One contemporary challenge of the National Health Service is how a degree of patient choice can be accommodated within it without greater competition being understood as its necessary corollary. I say “degree” because I wonder how much patient choice as an ideal has in fact been overplayed. Yes, it is right that you should have the option of seeing a different doctor if you have a bad relationship with the one you have been seeing; yes, you should be able to have a second opinion; and yes, you should be able to visit a different hospital if you had a bad experience at the first. By and large, however, I believe that what a patient wants is appropriate care and the guidance to achieve that—something that can only happen, surely, in an NHS based on mutual trust and co-operation rather than competition. Indeed, the Coalition of Medical Specialty Societies says,

“For the overwhelming majority of our patients, having access to high quality and suitable care is more important than choice”.

Generally speaking, people do not want to travel across the country. A new article published in the Lancet by Alyson Pollock and others finds no evidence that patient choice saves lives. It noted that, given a multiple choice, patients choose the hospitals nearest to them.

When we had to rush our daughter to hospital with suspected meningitis a month after her early birth and just 48 hours after she had been allowed home, there was no choice involved. It was an instant snap judgment uninformed by outcomes, specialism or recommendations. We simply drove her to the nearest hospital, knowing instinctively that with acute care, time can be the most important factor in survival rate. However, if, through competition, the local hospital’s A&E department has been shut or the whole hospital closed, there is going to be no choice anyway.

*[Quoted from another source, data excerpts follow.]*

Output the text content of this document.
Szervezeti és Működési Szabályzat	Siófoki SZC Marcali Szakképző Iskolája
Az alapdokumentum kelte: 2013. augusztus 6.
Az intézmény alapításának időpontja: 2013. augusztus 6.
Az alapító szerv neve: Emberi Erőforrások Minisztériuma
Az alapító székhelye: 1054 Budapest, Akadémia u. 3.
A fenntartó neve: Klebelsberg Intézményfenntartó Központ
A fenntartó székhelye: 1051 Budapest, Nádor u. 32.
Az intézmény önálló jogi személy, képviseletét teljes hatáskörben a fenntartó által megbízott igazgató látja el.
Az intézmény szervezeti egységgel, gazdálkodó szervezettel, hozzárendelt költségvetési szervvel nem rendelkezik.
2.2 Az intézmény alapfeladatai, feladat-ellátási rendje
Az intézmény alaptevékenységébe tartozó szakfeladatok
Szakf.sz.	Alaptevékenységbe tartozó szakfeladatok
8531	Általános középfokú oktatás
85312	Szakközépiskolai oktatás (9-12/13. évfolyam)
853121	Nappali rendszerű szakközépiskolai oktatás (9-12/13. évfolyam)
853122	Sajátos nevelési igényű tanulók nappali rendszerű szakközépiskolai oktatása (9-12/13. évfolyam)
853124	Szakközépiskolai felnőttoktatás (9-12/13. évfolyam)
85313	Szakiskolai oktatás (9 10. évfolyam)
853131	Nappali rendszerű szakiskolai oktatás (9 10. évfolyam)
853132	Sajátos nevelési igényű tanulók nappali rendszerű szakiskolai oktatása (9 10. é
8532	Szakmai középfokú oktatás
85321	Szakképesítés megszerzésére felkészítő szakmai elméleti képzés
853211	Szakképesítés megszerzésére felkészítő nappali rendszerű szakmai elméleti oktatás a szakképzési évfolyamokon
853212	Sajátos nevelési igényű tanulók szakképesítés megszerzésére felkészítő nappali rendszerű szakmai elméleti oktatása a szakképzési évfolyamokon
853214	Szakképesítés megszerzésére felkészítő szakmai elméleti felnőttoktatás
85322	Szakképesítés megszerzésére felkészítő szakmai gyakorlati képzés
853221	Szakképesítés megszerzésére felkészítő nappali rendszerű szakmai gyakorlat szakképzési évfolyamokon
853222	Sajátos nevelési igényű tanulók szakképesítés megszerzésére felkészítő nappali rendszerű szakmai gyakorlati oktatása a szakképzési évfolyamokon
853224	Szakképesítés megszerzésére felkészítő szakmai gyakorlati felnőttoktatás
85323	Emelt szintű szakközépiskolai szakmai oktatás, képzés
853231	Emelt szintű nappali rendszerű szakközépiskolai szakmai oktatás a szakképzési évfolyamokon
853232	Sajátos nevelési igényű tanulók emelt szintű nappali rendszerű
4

To acknowledge the long-term creeping movement toward privatisation could make those who support a public NHS highly pessimistic, but because this is the biggest leap yet towards full-scale privatisation, we are nevertheless at a crossroads where this trend could still be stopped in its tracks and even reversed, where we still have a chance to say “enough is enough”. This is why I support first and foremost the amendment tabled by the noble Lord, Lord Rea. This is the NHS privatisation Bill. The public understand it as such and we should call it by that name and reject it.